The Strike is over. Business (or attempts to stir such) is now back to normal.

Three months ago—a time which now somehow seems an eon behind us—I had some small amount of heat/buzz/mojo, but then "things happened" and we all got to sit on our hands for three months as no scripts could be read or submitted or talked about or sold or wrapped 'round a wrench and throws through a window. It sucked.

Now we wake and find that the embargo is lifted, and everyone is again clear to engage in acts of futility.

And it looks like that's what they are doing. I've already seen a huge number of folks saying they are starting crazed self-marketing efforts at dawn today, and I fully expect that the folks in Hollywood are returning to their offices to find a white tsunami approaching, a tall teetering tidal wave of awful writing from folks desperate to get their stuff out there, regardless of quality or readiness.
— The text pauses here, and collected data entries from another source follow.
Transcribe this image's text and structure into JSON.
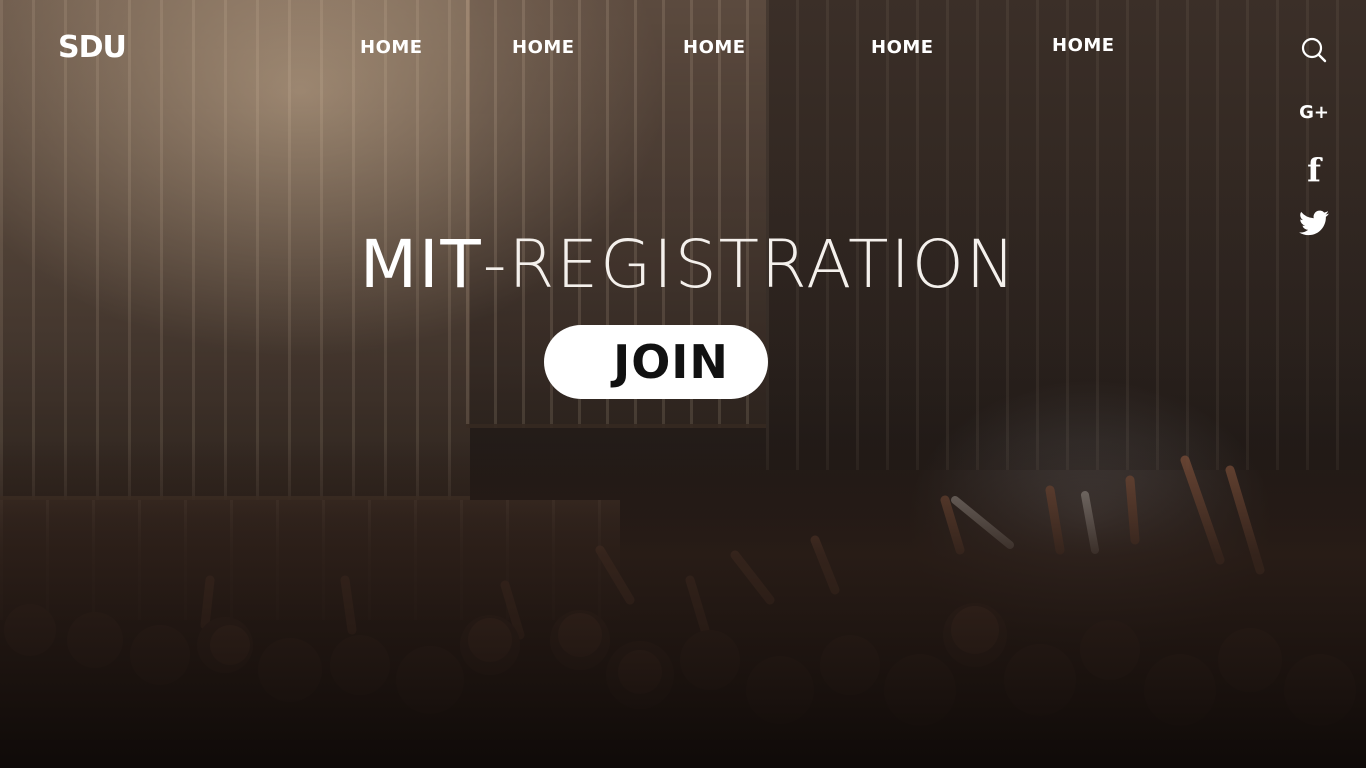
{
  "brand": {
    "logo_text": "SDU"
  },
  "nav": {
    "items": [
      {
        "label": "HOME"
      },
      {
        "label": "HOME"
      },
      {
        "label": "HOME"
      },
      {
        "label": "HOME"
      },
      {
        "label": "HOME"
      }
    ]
  },
  "header": {
    "search_icon": "search-icon"
  },
  "social": {
    "google_plus_label": "G+",
    "facebook_label": "f",
    "twitter_icon": "twitter-icon"
  },
  "hero": {
    "title_part1": "MIT",
    "title_part2": "-REGISTRATION",
    "join_label": "JOIN"
  },
  "colors": {
    "text": "#ffffff",
    "button_bg": "#ffffff",
    "button_text": "#111111"
  }
}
These next two weeks will likely see a flood of scripts into prodcos, studios, and agencies, and the 95% Rules will surely remain in effect, meaning there is a massive cleanup effort about to commence as workers shovel these scripts into the nearest deepest hole.

Yeah, that sounds harsh, and it is harsh, but what it ain't is wrong: if you are honest with yourself, you understand that there are a whooole bunch of folks out there writing a whooole bunch of really bad scripts, and a whooole bunch of those are going to be in the huge first wave of pent-up energy now being unleashed.

My reps and I have been talking and think it's probably best to just stand back and let this flood push past, to let things normalize a bit before we jump into the stream. We have some projects we're eager to get out there, and people we're eager to reach, but right now we expect that everyone is up to their ears in content right now, and we're confident enough in the products we're pitching that we can afford to let things calm a bit.

But lordy it does make the heart flutter a bit to say those happy words again: "resume racing."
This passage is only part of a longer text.